‘Dr. Ken’ Meets ‘Community’: On Set With Dan Harmon and Ken Jeong

“It’s only fitting that my show should be eaten by one of its children,” says Dan Harmon with a wry smile. As the creator of Community, Harmon cast Ken Jeong and gave him the opportunity to grow as an actor — so much so that Jeong was able to create and star in his own show, Dr. Ken. And now the roles are reversed: Harmon guest-stars (along with Community alum Alison Brie) on the Season 2 finale of Jeong’s show. During shooting, we spoke to them about Community‘s influence on Dr. Ken and whether the fictional Dr. Ken will follow in the real Dr. Ken’s footsteps.

“At some level the show was always to reflect my life,” Jeong says. “It’s about a person’s journey leaving — and potentially considering leaving — a 9-to-5 job to pursue something else.” But he credits Gillian Jacobs and her guest spot with the push to cast Harmon. (Almost all of the Community cast has now guested on Dr. Ken.) Jeong pitched Harmon the idea of having him play, essentially, himself, and casting Jeong on, essentially, Community — making the show less of a metaphor for his life and more of a meta reflection.

Alison Brie and Ken Jeong (Photo: ABC)
Alison Brie and Ken Jeong (Photo: ABC)

“As a producer on the show,” says Jeong of Harmon, “I really am in love with him as a performer right now.” Though not known for his onscreen work, Harmon cut his teeth doing improv comedy in Milwaukee and knows how to sell a joke. During the rehearsal process, Harmon did a lot of improvising, much to Jeong’s delight: “I’d go back to the writers’ room and me and my writing partner, we’d literally just write down all of Dan’s [alternate takes].” Harmon sees it differently. “I’m just trying to punish him,” he deadpans as Jeong laughs. “I just showed up and started saying random words.” In truth, though, he takes the job of acting seriously. “I won’t lecture you on why it’s a madman’s job, but I have the deepest respect for people that do it for a living.”
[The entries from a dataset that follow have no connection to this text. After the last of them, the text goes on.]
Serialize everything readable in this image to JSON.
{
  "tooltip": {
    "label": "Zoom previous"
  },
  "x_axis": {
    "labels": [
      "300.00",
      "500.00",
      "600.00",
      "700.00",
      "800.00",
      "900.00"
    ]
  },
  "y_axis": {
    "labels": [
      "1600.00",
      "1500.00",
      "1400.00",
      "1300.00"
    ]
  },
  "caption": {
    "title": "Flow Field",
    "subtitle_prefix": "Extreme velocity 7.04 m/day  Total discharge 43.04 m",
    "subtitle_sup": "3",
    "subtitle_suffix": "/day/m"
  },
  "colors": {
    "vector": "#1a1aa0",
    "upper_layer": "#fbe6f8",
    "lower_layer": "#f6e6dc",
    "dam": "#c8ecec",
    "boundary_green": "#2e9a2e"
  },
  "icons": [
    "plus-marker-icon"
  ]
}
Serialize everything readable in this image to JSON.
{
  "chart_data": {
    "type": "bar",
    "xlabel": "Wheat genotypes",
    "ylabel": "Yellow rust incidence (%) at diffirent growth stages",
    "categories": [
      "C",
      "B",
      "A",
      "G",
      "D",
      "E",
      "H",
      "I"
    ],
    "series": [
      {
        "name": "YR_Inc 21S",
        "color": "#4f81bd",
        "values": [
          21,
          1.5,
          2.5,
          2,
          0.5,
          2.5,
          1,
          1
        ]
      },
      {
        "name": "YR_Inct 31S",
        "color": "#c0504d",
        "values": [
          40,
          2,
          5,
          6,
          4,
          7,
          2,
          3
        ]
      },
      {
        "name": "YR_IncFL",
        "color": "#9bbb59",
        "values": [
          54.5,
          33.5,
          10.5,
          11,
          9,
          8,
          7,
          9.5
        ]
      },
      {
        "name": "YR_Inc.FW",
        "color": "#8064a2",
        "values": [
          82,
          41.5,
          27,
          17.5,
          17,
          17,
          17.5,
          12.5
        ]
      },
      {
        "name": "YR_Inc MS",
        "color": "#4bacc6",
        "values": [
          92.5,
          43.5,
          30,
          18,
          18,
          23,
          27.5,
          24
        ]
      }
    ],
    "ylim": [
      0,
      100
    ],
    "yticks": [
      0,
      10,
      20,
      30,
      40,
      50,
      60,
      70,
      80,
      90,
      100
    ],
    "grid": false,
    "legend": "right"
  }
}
Harmon credits much of the success of Community, as well as the cast’s post-Community success, squarely on the actors. “Joe and Anthony Russo — who executive-produced the pilot and directed it and had a huge hand in the casting — I learned the whole time from them about the art of casting.” Harmon says he focused on the content of the show, but it was the Russo brothers’ eye for “people with that star quality” that made the series special. “They were the ones who said, ‘Put Donald Glover in the show. It doesn’t matter if the part seems tailor-made for him; just put a star in your show and we’ll figure out what his character is later,’” says Harmon. “We did the same thing with Ken. They were pushing for stuff like that the whole time. ‘Put Alison Brie in your show. We’ll figure something out with her Mad Men [schedule].’”

The lessons Jeong took away from Community were twofold. First, as an actor, he says, “I always look at Community as my postgraduate work, my acting school.” While much of his work on the sitcom involved slapstick and physical buffoonery, he was also stretched in ways he had never been before. Jeong confronted Harmon and asked for something more grounded. The notoriously contrary Harmon replied, “Just eat this pine-cone sandwich for Uncle Dan and I promise you, next episode, I’ll write you a scene where your daughters will cry.” True to his word, Jeong says, “he literally used pockets of that email that I wrote him and put that in the scene. And to this day, I still get choked up about it.”

Harmon isn’t the only one with advice for Jeong, though. “I remember Todd Phillips [director of The Hangover] told me — as a producer, not as an actor — ‘You wake up. You get into 10 fights. And you go to bed.’” As a producer on Dr. Ken, Jeong knows what it means to be intimately invested in a show. “Every little detail matters to me. Everything. Whether the viewer knows it or not, it matters to me,” he says. “You would think as the lead of a show you have all the time in the world. Saturdays and Sundays, I obsess about details that I shouldn’t obsess about, but I love it. This is my only opportunity ever to do it. I have no regrets.”

So what happens now? If there is a Season 3 — Dr. Ken hasn’t received an official pickup yet — will Ken Park follow in Ken Jeong’s footsteps and give up his medical career? Probably not … or at least not yet. “I love this character,” says Jeong of Harmon’s role. “I want to bring this character back next season as a patient.” Of course, Harmon has different plans. “What do you mean, as a patient?” he says with comic severity. “I’m your new boss. You can’t write your way out of that. Now that I’ve tasted this life, I’m just setting up shop here, man.”

The season finale of Dr. Ken airs Friday, March 31, at 8:30 p.m. on ABC.